Still the most popular style of archery in the UK, recurve archery is very accessible by people of all abilities (and budgets!).
It is usually the first bow an archer will learn on, as it is the ‘go to’ bow style for most clubs running beginners' courses.
If you’ve ever had an archery lesson while on holiday these are probably the type of bows you used.
These are probably the hardest archery products to differentiate between with vast differences in price. Recurve bow limbs all look very similar. Even to a trained eye it is sometimes hard to spot the differences. If you are looking at our recurve limb selection and scratching your head, take comfort in the fact that you are not alone.
There are two important rules you should consider:
RULE 1: If you are a beginner, buy cheap! Not bottom of the barrel cheap, but if you are eyeing up some top-level limbs for your first bow – Don’t! If you shoot regularly, within 6 months you will be wanting a heavier set. Splash out on a fancy riser, by all means. You don’t grow out of a riser. But you do grow out of your limbs.
RULE 2: Do not buy heavy limbs straight away thinking you will grow into them. These are not school trousers! Technique is king. Do not compromise technique by drawing too much weight.
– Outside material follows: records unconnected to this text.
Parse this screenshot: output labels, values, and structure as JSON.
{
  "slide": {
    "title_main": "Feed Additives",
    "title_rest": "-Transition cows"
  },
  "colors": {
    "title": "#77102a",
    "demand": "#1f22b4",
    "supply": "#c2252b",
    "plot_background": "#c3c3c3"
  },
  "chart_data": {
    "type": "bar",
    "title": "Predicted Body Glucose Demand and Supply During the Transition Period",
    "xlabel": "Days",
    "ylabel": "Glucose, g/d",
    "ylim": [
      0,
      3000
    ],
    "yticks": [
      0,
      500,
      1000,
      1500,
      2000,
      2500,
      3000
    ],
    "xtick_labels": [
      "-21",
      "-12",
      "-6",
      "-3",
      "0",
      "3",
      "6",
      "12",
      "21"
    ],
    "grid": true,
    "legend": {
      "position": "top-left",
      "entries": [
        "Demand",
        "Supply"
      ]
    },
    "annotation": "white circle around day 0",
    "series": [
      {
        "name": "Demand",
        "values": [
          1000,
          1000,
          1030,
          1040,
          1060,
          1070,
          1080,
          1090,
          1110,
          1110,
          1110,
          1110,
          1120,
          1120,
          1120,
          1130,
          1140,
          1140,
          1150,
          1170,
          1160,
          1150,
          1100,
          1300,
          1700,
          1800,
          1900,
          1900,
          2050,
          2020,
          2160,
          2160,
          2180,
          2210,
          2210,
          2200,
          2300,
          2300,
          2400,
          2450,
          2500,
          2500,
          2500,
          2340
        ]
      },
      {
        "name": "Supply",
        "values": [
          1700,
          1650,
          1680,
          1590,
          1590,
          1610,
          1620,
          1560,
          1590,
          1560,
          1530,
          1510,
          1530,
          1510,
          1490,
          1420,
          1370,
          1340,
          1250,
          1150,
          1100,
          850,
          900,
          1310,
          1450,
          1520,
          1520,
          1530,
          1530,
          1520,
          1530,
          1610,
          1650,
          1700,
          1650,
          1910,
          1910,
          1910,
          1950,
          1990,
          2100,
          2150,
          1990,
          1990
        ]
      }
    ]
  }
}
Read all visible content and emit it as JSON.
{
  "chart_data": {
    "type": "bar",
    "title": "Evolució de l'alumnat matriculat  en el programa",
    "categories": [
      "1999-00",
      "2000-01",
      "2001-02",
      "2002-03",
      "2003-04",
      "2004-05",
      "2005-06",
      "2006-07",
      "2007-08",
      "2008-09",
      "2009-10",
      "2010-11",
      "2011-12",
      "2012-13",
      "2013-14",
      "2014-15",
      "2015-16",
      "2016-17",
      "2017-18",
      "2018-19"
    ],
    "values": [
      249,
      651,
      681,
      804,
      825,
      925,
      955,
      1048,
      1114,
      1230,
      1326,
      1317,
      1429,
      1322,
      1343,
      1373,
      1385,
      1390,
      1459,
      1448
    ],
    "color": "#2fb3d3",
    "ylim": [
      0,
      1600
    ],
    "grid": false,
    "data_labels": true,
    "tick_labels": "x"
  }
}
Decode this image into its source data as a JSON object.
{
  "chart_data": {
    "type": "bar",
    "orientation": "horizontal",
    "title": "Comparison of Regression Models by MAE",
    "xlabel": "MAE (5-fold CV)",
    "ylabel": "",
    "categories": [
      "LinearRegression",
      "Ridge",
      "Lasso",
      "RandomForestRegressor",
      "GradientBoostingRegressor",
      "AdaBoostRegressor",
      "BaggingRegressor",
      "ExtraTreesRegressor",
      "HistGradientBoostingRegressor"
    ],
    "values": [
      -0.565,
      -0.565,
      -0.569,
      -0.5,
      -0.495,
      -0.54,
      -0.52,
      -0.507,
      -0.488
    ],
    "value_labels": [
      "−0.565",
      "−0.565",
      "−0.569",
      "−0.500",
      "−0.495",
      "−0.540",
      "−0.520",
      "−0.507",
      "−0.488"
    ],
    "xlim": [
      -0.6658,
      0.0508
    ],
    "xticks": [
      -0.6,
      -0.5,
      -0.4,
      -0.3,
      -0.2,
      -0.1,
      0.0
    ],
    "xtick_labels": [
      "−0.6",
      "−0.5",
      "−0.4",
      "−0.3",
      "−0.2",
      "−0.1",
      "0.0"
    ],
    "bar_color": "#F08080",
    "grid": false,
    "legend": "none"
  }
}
Keep it smooth. But once your draw weight has stabilised, then the benefits of top-level limbs are vast. They are smoother, faster, more stable and more forgiving.
A recurve riser is the centre of the bow. When you get down to basics it is the spacer between the limbs.
It can be argued that riser selection is less important to overall performance than the limbs. And this probably is true. But that is not to say riser selection should be taken lightly.
If you think of a bow as a single entity (which it is) the riser becomes very important. It is your point of contact with the bow and the anchor for your limbs.
At first glance all risers may look similar. But look closer and there are many differences. Differences in shape and stiffness. Differences in length and weight. Some have go faster stripes.
All these things make a difference to how a bow shoots. (except the go faster stripes...)
A good quality riser is the foundation of your bow.